Optimal Scheduling of Storage Batteries and Power Generators Based on Interval Prediction of Photovoltaics—Monotonicity Analysis for State of Charge

Abstract

This letter focuses on a day-ahead scheduling problem on thermal power plants and storage batteries based on the information of the interval prediction of photovoltaic (PV) power and demand. To realize an optimal operation, there are three kinds of decision variables to plan, which correspond to a generating power schedule, a charge/discharge (C/D) power schedule, and a state of charge (SOC) schedule. Our purpose is to obtain the exact range of each optimal schedule for any possible PV/demand profiles of the interval prediction.

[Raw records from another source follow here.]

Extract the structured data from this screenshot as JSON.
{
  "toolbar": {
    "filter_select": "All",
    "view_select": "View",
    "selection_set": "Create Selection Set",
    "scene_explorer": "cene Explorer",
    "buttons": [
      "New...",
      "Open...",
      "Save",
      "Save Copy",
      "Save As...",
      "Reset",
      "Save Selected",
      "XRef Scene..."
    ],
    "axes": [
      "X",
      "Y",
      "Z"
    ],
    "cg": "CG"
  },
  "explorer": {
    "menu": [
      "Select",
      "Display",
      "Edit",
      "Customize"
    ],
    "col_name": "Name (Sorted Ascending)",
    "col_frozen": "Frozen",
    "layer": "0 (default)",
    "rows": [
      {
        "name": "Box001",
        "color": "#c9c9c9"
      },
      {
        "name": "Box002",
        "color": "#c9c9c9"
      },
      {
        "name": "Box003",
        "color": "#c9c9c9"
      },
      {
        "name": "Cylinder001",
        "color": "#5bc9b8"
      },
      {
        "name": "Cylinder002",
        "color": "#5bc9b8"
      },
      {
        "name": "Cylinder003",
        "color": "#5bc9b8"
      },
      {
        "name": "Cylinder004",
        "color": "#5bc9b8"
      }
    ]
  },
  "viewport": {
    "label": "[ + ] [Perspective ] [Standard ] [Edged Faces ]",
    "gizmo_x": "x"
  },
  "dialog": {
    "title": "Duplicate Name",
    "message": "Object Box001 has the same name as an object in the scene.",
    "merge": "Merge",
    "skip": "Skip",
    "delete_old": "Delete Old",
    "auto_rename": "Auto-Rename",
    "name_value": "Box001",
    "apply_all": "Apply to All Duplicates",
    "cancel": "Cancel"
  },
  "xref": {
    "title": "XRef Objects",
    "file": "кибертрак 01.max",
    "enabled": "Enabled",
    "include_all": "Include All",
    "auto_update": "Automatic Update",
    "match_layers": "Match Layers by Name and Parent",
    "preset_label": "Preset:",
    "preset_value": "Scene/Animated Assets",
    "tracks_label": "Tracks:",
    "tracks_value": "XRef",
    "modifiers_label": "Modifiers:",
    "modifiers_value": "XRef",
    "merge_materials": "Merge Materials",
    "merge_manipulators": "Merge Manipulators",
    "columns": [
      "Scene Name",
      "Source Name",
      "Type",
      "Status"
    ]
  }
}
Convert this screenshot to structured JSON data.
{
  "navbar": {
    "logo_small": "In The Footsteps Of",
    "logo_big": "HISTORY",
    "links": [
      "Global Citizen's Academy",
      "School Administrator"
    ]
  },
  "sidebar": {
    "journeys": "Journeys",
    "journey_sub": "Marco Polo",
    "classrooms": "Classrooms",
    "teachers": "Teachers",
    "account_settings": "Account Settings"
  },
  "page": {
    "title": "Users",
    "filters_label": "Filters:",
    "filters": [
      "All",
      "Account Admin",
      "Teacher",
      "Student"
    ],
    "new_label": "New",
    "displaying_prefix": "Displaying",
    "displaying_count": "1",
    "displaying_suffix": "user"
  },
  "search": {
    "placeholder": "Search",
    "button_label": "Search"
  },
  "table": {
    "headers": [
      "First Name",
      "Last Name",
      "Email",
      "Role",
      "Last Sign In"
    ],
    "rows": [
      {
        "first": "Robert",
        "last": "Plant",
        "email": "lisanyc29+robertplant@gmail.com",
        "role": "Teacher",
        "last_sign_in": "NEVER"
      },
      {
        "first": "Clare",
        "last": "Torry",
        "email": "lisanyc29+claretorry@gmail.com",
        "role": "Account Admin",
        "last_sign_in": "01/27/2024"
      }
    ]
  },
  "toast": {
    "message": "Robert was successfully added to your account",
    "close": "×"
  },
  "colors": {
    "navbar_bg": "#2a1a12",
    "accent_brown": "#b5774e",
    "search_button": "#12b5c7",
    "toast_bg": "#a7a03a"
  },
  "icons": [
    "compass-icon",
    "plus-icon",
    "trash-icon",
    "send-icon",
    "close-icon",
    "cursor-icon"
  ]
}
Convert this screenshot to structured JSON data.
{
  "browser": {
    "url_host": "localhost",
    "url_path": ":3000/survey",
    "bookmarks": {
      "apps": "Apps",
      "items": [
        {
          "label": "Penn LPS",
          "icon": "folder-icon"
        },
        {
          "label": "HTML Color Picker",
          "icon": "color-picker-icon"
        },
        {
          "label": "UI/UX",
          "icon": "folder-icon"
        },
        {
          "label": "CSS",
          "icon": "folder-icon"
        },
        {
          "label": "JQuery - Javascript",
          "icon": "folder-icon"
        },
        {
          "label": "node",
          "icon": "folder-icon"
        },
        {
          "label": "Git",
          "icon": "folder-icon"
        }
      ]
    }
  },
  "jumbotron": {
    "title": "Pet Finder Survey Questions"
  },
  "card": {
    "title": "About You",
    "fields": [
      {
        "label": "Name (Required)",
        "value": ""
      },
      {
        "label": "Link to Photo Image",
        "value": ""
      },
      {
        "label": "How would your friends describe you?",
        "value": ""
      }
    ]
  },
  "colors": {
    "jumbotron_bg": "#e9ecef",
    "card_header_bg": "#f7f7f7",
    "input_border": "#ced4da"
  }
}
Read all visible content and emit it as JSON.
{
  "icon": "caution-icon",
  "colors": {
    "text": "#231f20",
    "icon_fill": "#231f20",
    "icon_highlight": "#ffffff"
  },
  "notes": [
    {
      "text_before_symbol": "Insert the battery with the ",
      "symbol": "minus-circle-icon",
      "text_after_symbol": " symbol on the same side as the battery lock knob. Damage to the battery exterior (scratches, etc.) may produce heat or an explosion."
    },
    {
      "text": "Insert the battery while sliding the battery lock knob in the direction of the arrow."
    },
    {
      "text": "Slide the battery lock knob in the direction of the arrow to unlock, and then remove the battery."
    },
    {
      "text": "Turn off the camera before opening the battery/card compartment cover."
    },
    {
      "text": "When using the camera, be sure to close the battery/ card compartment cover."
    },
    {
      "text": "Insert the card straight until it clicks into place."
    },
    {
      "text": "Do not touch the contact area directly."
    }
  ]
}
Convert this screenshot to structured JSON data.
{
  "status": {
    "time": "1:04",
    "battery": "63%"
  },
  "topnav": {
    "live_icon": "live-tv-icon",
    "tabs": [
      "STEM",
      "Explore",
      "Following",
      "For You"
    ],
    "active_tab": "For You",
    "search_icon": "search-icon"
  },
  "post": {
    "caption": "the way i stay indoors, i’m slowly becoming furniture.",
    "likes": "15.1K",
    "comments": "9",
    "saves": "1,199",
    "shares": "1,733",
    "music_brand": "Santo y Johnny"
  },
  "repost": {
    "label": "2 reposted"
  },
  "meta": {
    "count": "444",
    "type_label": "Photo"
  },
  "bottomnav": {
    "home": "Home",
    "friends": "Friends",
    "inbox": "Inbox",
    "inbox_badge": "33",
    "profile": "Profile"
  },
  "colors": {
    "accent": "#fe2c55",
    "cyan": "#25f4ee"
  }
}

In the previous work, we proposed a method to find the exact ranges of the optimal generation power schedule and the optimal C/D power schedule by showing the sign patterns of the Jacobians with respect to an uncertain renewable parameter. However, the range of the optimal SOC schedule is not derived so far. If the exact range is found, we can offer a guideline for a necessary and sufficient capacity of storage batteries at each time step. To get the range, we show that the sign pattern of the Jacobian for SOC is invariant, more specifically, its sign pattern has negative elements in the lower triangle and positive elements in others. The key to analyzing the sign pattern is to utilize particular properties of an ${M}$ -matrix and a diagonally dominant matrix. As a result, we clarify the sign pattern mathematically, which enables to effectively calculate the exact range of the optimal SOC schedule. This letter completes the monotonicity analysis of all the decision variables in the optimal scheduling problem.